Problem solved. All on its own. He requires no heroes other than himself.
He pointed to the horizon about the ridge. "And to see the stars here. The sky is so clear near the canyon. Do you see that star?"
She followed his finger with her eyes. A bright star winked above the rim. It was a pure, bright spike of light floating in the darkening sky. It was one she had never noticed before. She wondered what Garfield would have said about it. Ribbet-ribbet, probably.
"Yes, it is beautiful."
"It's new. I've been coming here for a couple of years, and I know what stars are supposed to be up right now. That one has gotten brighter over the past couple of months. I talk to it sometimes, too, just like the wind and the rocks. I've decided that when they send me to school, I'm want to find out what the name of that star is, if they've named it yet."
"What if the star isn't named yet?"
"Maybe I can name it. Whoever sees it first gets to name it. But I bet someone with a telescope saw it before I did."
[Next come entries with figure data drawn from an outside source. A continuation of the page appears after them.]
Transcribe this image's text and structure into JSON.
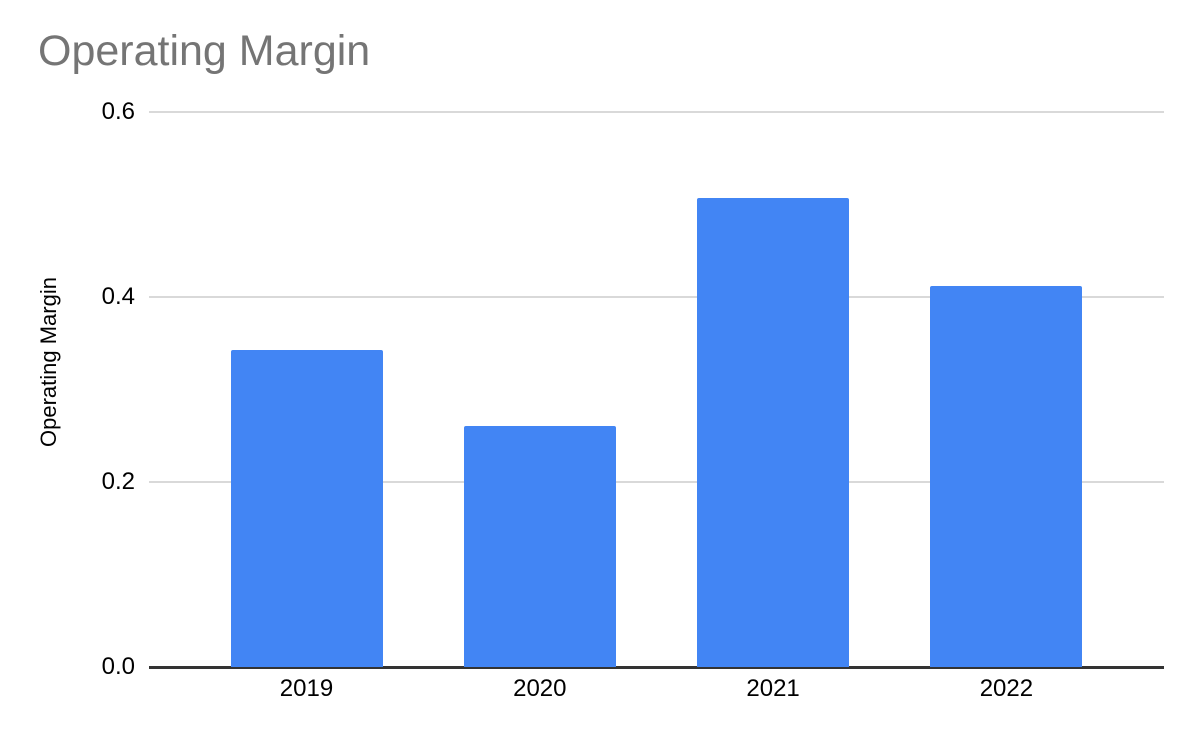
{
  "chart_data": {
    "type": "bar",
    "title": "Operating Margin",
    "xlabel": "",
    "ylabel": "Operating Margin",
    "categories": [
      "2019",
      "2020",
      "2021",
      "2022"
    ],
    "values": [
      0.343,
      0.261,
      0.507,
      0.412
    ],
    "series_name": "Operating Margin",
    "ylim": [
      0,
      0.6
    ],
    "yticks": [
      0,
      0.2,
      0.4,
      0.6
    ],
    "ytick_labels": [
      "0.0",
      "0.2",
      "0.4",
      "0.6"
    ],
    "grid": true,
    "legend_position": "none",
    "colors": {
      "bar": "#4285F4",
      "title_text": "#757575",
      "axis_text": "#000000",
      "gridline": "#D9D9D9",
      "axis_line": "#333333",
      "background": "#FFFFFF"
    }
  }
}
"What would you name it if you did?"
He looked at her. "Mmmmmm, I'm thinking 'Rachel'. Because you listened to me, too." He stood up and brushed the dust off of his pants. "Are you hungry? 'Cause I'm hungry." He picked up the empty waterskin and reached behind one of the rocks on the lip of the outcropping. He produced a large flashlight. "I think you've earned the easy way down."
"The easy way?"
"Yeah. If you think I'm climbing down in the dark, you're crazy."
(break)(break)
A surprisingly short hike through the cave at the back of the promontory and down a winding path later, they were back on the canyon floor just as the rescue team arrived. The grandmother ran to hug them both, singing to them in Navajo.
Charlie tapped her on the shoulder. "I am glad to see you, finally. I was getting worried you'd be out here all night."
She glanced over at James. He drew his finger and thumb across his lips in a zipping motion. She winked back as he pointed to the new star in the sky and mouthed the word "Rachel".
She drank in the light of the star through her eyes for a moment. She realized now why she had talked so freely. It's not that I trusted the child, she realized, but after climbing up there on my own two hands, I trusted myself.
She turned back to Charlie. She breathed deeply as she drew herself up to her full height. "Let us return to our camp. We have much to discuss, cousin."
(break)(break)
A/N:
I think Raven's always had a soft spot for kids and runaways.
I didn't just make up the bit about rock climbing in heels and a dress. Go read Legends of the DC Universe #18 for proof of this ability! I was floored when I saw it.
I did make up the bit about sleeping under bridges. That's just a guess on my part. Hey, she had to stay somewhere.